I've been talking to other colleagues lately about the idea of really owning one's music, or owning a song. The idea is hard to qualify, necessarily: it's one of those "I know it when I hear it" sorts of things. It's the sense of conviction and belief in the art one is creating, that comes across on record or from the stage. To my ears, it often comes across as the sound of exploration, a personal musical quest.
To be fair, I don't claim to own everything that I play. But I do endeavour to try. I can't lay claims to authenticity, really - Indigone covers everything from Bjork to Ornette Coleman, Bulgarian Women's Radio Choir tunes to Stevie Wonder. Hell, I lead a Brazilian group and I'm not Brazilian in the least. As a composer, improviser, and performer, every song has its own world that it inhabits and all that I try to do is live in that world for the time that I need to.
To me, the idea of cultural significance and relevance is just a signifier for "honesty." When a soloist plays a lick and it obviously sounds like they're deploying a lick, it rings false. Hearing the stitching within a solo has become a big pet peeve of mine. I think we, as critical listeners and musicians, can tell when a pop tune is in a performer's repertoire because they truly identify with it or because it's a ploy to appear hip. Or if someone uses a non-swing beat.

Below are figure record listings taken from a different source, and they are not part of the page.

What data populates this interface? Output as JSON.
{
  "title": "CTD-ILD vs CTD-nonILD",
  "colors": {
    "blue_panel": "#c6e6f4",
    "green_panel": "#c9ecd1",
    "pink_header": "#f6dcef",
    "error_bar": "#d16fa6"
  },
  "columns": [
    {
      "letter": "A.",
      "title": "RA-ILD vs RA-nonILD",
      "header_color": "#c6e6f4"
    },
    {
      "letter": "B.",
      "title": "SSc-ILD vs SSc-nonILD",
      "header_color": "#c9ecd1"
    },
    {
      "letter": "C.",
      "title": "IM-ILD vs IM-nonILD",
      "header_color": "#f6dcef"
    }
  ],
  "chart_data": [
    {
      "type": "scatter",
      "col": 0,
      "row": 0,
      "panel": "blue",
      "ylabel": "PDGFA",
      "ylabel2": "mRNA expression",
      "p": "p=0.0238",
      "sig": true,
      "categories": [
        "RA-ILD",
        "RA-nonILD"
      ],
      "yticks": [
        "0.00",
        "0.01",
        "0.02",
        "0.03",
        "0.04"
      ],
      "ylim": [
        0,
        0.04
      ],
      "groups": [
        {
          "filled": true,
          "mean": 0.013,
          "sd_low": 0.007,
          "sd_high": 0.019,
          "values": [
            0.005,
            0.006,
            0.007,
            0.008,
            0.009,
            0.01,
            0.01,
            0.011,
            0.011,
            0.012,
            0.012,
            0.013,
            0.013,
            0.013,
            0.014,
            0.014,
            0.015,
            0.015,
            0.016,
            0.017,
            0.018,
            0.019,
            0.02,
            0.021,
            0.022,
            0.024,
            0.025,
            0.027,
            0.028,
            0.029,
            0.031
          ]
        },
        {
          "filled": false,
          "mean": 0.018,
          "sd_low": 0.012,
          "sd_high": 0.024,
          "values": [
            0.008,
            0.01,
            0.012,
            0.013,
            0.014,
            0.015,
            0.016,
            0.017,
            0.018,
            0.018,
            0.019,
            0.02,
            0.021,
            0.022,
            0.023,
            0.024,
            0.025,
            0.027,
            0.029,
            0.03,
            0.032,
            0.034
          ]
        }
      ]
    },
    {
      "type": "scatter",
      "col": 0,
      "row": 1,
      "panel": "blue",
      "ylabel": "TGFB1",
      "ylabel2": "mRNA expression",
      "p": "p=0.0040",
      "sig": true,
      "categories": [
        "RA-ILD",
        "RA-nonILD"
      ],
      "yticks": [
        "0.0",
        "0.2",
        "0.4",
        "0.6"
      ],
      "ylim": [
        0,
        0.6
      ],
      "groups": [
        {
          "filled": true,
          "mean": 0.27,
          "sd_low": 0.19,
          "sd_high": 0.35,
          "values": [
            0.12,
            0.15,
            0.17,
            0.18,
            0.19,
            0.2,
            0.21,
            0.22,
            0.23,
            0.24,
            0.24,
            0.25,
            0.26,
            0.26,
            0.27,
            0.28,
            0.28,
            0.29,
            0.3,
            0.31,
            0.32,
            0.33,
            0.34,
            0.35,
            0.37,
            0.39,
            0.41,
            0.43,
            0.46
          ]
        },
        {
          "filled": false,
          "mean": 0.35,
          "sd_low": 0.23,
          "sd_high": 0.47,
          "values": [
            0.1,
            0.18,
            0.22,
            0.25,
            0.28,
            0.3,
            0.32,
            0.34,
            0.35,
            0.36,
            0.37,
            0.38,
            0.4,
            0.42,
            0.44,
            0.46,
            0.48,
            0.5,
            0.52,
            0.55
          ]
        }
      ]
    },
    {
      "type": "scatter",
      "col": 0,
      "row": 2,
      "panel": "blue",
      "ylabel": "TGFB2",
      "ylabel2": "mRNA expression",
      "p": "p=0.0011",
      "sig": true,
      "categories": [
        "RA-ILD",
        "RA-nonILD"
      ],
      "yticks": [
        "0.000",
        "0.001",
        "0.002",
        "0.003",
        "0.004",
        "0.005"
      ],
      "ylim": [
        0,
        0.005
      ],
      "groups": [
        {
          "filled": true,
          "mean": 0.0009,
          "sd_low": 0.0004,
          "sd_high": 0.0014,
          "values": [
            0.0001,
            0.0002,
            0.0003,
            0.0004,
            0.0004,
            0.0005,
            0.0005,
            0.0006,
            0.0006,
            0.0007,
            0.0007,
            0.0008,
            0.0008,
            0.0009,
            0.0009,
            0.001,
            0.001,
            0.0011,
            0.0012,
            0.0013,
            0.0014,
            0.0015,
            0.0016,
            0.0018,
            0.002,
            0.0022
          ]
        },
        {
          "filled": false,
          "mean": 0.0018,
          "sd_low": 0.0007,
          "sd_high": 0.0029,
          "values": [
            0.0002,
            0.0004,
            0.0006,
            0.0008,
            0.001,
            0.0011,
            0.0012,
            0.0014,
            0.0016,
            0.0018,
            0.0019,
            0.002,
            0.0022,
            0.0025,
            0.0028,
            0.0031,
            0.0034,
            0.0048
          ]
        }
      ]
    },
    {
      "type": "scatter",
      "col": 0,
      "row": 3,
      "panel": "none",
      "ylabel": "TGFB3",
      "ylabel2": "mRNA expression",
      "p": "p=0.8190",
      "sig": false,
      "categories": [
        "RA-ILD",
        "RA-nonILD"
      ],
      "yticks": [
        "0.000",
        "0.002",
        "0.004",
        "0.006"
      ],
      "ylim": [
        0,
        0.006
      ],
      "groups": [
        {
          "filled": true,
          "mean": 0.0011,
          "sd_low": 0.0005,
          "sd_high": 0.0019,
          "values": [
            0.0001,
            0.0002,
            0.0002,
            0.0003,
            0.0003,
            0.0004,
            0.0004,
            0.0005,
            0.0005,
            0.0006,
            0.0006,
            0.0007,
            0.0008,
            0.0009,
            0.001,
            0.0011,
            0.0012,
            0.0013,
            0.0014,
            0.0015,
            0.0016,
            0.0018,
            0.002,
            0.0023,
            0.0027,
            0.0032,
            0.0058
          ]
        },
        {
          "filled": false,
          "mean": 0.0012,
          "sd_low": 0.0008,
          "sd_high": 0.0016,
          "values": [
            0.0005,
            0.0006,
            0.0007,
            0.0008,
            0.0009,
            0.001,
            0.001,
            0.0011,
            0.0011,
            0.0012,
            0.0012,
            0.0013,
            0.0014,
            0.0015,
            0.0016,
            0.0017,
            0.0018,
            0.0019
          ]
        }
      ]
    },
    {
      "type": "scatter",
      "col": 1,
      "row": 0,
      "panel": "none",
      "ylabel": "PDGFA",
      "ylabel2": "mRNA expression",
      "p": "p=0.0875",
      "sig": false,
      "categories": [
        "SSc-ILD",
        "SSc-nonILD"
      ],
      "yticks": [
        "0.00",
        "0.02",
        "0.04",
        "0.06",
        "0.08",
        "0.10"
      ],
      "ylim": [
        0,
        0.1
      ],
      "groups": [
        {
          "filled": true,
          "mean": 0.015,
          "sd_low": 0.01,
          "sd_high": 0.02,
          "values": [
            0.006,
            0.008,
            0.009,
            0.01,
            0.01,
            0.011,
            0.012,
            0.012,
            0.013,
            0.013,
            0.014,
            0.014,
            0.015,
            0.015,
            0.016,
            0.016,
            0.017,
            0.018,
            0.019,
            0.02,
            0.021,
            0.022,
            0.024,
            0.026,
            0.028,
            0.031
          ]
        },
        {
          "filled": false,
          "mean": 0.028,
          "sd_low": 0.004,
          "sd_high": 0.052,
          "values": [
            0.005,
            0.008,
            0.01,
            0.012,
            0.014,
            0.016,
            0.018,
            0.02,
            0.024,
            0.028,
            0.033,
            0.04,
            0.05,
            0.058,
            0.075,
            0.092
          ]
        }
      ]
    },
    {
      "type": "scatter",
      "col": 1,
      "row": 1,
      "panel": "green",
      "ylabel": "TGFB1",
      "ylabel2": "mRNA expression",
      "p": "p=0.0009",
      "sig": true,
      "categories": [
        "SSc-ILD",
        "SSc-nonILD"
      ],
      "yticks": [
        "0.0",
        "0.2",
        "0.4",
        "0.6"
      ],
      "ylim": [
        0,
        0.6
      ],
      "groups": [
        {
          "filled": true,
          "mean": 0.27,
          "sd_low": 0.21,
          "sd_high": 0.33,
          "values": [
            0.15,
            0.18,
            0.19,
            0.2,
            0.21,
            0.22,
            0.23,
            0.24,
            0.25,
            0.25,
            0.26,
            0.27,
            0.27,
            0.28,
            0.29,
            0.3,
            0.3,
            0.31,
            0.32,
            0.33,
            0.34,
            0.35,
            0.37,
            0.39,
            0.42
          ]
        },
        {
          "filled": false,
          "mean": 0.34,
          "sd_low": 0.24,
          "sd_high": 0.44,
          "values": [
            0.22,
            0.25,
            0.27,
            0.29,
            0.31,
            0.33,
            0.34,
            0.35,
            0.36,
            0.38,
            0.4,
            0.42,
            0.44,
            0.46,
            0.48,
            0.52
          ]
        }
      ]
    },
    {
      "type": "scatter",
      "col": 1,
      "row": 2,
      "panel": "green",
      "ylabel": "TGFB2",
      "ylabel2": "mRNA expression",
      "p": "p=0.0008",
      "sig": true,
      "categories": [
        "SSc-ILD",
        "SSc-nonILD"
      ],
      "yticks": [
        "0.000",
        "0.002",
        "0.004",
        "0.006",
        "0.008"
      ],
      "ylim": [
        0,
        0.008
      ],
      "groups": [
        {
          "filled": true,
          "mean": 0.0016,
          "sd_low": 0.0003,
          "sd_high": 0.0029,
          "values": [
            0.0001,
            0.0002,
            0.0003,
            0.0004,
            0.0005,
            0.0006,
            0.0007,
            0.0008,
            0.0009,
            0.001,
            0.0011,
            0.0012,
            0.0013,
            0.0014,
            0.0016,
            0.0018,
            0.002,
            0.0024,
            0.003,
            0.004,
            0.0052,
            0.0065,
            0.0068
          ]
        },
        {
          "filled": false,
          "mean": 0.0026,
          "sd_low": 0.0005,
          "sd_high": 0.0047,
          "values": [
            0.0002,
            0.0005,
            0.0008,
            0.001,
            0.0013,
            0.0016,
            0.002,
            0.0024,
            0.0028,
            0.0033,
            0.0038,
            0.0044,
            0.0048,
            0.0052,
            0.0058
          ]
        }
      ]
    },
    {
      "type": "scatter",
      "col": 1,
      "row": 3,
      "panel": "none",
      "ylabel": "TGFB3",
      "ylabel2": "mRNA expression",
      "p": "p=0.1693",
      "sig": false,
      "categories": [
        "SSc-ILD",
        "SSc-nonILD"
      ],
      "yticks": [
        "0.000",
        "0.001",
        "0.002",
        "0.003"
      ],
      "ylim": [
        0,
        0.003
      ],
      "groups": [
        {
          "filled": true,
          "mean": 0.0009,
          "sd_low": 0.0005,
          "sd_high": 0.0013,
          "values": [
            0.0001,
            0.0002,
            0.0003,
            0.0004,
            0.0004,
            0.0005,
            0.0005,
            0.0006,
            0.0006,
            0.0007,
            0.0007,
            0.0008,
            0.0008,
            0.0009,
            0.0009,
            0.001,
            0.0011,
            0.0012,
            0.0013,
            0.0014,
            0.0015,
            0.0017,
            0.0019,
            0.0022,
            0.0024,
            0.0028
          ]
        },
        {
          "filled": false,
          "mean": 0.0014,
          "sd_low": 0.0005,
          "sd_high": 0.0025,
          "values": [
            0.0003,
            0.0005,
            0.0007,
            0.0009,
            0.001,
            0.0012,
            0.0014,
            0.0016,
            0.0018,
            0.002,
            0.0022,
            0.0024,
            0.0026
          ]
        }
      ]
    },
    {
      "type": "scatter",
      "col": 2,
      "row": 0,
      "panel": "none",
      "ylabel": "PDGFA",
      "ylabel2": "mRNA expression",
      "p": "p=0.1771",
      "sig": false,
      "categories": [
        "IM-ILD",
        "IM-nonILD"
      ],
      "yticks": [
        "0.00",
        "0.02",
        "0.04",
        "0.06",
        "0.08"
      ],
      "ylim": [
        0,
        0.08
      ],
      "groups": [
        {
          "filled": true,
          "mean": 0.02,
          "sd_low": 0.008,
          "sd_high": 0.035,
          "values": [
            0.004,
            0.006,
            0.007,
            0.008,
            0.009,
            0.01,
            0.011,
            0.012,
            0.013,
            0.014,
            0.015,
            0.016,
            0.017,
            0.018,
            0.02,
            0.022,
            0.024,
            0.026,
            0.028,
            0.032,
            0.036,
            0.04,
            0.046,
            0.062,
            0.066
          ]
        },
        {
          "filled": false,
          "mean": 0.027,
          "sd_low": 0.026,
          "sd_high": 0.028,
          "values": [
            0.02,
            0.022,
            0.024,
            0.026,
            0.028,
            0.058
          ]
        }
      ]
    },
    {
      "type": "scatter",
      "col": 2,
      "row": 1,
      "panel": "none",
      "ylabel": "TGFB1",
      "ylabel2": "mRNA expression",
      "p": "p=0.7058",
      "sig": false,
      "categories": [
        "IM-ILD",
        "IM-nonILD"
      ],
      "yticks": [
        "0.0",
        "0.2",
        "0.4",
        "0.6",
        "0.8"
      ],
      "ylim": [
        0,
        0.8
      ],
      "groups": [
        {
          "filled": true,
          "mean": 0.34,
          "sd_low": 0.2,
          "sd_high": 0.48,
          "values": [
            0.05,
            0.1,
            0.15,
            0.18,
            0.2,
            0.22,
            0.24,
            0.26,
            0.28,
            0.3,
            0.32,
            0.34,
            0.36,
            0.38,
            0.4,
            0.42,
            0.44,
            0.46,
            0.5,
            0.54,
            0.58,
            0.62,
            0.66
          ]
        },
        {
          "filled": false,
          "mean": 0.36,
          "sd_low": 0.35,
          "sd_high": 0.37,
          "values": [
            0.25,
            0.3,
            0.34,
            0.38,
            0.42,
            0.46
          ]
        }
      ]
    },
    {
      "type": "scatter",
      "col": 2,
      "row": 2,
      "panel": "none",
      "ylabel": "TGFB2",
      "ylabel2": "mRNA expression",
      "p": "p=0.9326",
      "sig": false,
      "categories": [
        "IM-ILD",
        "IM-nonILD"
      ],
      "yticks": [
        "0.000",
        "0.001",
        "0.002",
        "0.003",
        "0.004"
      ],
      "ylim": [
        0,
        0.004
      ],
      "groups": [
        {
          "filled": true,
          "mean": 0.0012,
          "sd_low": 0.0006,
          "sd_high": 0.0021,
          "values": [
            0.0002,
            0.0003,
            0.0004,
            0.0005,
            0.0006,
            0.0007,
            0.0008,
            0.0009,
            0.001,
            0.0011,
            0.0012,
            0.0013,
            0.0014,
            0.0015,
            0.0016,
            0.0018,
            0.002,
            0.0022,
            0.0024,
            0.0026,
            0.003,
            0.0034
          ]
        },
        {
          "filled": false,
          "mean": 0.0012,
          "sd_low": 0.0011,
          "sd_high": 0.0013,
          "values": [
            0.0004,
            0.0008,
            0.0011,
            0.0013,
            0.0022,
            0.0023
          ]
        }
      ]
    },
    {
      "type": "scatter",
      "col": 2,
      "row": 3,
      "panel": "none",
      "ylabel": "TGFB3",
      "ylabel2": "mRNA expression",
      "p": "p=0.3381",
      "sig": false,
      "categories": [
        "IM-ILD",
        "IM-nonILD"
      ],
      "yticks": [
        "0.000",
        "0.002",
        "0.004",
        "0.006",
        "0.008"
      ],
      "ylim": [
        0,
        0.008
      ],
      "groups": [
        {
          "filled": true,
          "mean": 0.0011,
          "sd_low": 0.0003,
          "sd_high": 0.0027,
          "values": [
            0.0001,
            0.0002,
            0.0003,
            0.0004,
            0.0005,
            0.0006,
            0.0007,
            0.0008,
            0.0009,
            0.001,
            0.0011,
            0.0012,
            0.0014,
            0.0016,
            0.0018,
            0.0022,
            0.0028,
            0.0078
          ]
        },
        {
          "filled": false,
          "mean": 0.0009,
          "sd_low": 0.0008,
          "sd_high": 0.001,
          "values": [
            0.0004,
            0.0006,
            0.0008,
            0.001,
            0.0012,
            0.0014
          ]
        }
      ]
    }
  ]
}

The progression of "fusion" music has become truly seamless, and that music - I'm thinking of Rudresh Mahanthappa's Kinsmen, Miguel Zenon's Esta Plena, the Gilfema +2 record, Maria Schneider's use of Afro-Peruvian rhythms - is some of the most thrilling and engaging, to my ears. Zenon's record, and the music of Guillermo Klein, is to me what "Latin jazz" always should have been - modern jazz coming from a set of Latin influences without necessarily having to exhibit all the trappings of its Latin heritage. All these artists are "culturally relevant" - they are embracing their life experiences and communicating them through music. That's all any of us can ever hope to achieve. Making "Body and Soul" culturally relevant doesn't necessarily mean turning it into an R&B slow jam - it means truly understanding what that lyric, that melody, is about and evoking that emotion however one can. What seems to deter a lot of non-aficionado listeners is that mediocre jazz - irrelevant jazz, if you will - reduces music to chord changes and scales. It can become a display of craft and science, rather than an expression of art.